Apache Sqoop Performance Tuning Benchmark

Problem 1:Reduce the Time Taken to Perform Sqoop Job.

Solution 1: Increase the number of parallel tasks by using an appropriate value for –m parameter.

Q: How do you determine the right value for –m ?

Ans: Hadoop 2.x (HDI 3.x) uses YARN and each Yarn task is assigned a container which has a memory limit. In other words each mapper would require a container to run. So if we can get a rough estimate of the maximum number containers available in your cluster then maybe you can use that number for –m as a starting point assuming there is no other job running in the cluster and you do not want to run the multiple sets of mappers in serial.

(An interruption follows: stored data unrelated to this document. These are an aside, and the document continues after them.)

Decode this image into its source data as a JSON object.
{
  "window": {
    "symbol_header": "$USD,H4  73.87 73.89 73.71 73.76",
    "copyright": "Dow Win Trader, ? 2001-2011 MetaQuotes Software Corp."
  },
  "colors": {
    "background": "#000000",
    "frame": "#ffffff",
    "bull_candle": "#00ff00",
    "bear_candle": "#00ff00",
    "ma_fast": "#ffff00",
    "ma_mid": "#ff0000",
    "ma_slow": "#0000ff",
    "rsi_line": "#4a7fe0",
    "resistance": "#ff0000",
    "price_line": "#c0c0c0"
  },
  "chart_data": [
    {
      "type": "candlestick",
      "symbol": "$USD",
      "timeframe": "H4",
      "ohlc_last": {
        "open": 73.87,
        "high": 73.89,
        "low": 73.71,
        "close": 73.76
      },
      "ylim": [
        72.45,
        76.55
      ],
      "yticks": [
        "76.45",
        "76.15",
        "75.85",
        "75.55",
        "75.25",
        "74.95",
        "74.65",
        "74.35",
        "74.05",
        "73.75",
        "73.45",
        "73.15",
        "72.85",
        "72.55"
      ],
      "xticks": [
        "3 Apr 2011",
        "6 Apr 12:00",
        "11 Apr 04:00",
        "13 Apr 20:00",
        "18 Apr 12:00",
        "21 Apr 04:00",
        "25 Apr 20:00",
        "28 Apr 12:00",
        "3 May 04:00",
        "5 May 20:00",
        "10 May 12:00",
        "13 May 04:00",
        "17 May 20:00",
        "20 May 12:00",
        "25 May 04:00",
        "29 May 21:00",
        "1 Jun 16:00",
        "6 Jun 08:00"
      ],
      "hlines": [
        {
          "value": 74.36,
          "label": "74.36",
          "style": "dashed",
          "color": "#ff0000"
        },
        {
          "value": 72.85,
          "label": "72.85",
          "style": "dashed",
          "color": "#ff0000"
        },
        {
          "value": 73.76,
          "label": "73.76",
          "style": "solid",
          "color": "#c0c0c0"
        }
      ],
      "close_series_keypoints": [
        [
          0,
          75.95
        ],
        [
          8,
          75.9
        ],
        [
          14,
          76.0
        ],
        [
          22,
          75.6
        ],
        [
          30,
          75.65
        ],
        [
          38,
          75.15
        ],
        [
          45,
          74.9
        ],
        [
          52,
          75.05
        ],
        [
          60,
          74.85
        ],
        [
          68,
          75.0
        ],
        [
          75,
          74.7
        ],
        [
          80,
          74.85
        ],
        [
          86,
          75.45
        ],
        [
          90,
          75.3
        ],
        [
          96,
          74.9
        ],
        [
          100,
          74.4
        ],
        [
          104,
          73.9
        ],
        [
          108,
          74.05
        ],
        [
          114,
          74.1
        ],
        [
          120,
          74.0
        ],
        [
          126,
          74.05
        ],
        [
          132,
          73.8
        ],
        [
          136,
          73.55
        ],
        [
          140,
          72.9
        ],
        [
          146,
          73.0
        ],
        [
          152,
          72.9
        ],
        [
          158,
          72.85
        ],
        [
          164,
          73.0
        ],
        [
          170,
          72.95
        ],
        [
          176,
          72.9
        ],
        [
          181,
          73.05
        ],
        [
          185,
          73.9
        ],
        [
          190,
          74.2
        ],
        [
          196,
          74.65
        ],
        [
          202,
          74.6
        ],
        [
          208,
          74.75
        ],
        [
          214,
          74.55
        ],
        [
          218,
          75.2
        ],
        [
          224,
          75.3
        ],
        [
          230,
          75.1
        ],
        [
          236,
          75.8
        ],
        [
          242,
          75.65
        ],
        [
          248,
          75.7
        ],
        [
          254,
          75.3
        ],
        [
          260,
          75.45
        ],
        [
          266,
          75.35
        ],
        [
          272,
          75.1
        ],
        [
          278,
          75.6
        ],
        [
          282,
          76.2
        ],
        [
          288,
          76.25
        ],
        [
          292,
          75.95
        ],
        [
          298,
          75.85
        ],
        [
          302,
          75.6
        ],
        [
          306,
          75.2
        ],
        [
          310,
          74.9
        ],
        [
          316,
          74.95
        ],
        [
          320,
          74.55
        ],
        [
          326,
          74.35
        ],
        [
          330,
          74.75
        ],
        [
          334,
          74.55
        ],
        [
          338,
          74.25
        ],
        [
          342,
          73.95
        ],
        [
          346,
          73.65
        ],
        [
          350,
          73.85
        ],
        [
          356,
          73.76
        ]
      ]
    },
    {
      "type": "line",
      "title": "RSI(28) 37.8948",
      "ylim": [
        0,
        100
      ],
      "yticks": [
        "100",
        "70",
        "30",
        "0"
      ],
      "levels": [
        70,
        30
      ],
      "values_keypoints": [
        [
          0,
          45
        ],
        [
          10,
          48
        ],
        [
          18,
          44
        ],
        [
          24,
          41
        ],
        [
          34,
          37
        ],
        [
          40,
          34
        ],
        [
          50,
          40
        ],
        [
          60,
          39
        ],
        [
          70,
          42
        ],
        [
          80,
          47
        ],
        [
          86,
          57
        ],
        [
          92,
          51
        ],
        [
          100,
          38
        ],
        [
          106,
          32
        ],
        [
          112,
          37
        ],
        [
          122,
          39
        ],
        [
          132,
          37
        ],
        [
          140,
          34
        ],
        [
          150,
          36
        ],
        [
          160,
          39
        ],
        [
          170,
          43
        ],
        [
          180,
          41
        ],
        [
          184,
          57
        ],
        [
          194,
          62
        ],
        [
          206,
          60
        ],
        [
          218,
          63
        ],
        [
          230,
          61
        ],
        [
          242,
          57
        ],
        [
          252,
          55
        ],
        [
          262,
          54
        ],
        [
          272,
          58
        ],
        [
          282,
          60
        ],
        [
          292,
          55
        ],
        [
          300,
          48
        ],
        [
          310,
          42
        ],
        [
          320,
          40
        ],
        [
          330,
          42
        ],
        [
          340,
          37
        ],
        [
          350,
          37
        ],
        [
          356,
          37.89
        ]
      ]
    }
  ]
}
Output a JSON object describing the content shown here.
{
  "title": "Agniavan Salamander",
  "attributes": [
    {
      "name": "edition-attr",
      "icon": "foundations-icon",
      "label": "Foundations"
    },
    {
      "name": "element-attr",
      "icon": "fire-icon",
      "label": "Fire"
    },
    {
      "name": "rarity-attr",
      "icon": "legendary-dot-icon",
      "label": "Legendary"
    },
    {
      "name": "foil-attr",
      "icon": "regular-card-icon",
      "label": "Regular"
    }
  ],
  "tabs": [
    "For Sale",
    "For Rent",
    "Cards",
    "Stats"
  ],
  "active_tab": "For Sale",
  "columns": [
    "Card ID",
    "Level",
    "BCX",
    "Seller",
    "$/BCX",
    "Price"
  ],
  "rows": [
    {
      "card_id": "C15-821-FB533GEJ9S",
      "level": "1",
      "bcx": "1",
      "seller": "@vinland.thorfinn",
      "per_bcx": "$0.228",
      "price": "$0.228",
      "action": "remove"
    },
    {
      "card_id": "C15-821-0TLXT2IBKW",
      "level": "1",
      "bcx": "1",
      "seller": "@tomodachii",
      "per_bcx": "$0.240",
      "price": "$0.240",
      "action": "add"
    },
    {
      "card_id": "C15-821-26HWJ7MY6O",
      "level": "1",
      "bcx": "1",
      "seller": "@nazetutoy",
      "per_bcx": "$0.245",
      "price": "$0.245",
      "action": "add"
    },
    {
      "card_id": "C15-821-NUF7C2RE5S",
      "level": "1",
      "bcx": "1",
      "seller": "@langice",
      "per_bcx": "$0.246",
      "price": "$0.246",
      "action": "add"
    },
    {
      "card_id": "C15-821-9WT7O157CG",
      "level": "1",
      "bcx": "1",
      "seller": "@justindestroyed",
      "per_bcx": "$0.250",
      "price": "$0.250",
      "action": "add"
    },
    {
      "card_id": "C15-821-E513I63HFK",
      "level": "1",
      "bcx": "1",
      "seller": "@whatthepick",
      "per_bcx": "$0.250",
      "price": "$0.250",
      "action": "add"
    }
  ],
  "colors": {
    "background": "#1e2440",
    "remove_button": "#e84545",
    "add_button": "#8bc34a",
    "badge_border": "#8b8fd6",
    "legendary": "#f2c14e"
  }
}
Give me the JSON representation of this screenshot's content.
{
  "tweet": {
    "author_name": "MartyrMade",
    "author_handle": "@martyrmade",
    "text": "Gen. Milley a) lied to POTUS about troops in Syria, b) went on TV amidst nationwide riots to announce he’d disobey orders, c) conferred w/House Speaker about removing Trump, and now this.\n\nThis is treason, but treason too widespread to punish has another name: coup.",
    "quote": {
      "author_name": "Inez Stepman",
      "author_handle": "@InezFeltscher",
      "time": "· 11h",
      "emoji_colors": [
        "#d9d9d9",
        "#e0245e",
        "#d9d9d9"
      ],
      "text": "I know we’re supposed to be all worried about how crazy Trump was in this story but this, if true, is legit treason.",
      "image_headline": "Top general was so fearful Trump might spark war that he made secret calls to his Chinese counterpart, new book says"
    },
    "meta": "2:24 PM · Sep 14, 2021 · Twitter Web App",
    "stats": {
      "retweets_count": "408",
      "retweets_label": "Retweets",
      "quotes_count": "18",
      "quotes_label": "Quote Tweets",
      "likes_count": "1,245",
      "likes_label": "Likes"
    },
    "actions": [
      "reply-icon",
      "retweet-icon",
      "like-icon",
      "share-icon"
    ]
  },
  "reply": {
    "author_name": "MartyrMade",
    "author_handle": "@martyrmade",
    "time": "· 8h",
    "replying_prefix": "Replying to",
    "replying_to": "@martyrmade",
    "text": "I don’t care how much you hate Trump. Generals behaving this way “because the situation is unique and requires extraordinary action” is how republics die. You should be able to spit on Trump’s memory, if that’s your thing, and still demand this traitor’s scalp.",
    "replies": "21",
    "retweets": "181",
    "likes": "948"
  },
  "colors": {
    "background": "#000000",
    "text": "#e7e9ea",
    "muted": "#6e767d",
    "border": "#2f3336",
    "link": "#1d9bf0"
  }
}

Get the configuration from Cluster

mapreduce.map.memory.mb = 768

mapreduce.reduce.memory.mb = 1536

yarn.app.mapreduce.am.resource.mb = 768

For example if a worker node RAM size is 7 GB then you can have ( 6*1024) / 768 = 8 containers per worker node for mapper.

So if we have 4 Worker Nodes in the cluster then 8*4 = 32 mappers we can specify

Solution 2: Use Direct: (Sqoop Version 1.4.5)

Specifies the direct import fast path when you import data from Oracle.

Rather than using the JDBC interface for transferring data, the direct mode delegates the job of transferring data to the native utilities provided by the database vendor. In the case of MySQL, the mysqldump and mysqlimport will be used for retrieving data from the database server or moving data back. In the case of PostgreSQL, Sqoop will take advantage of the pg_dump utility to import data. Using native utilities will greatly improve performance, as they are optimized to provide the best possible transfer speed while putting less burden on the database server. There are several limitations that come with this faster import.

sqoop import –connect jdbc:mysql://localhost/sqoop_test –table stocks –direct

The following image shows the performance impact of tuning the direct argument:

Solution 3: Importing Data using Fetch-size

Specifies the number of entries that Sqoop can import at a time.

Use the following syntax: –fetch-size=<n>

Solution 4: .Inserting Data in Batches

Specifies that you can group the related SQL statements into a batch when you export data.

The JDBC interface exposes an API for doing batches in a prepared statement with multiple sets of values. With the –batch parameter, Sqoop can take advantage of this. This API is present in all JDBC drivers because it is required by the JDBC interface. Enable JDBC batching using the –batch parameter.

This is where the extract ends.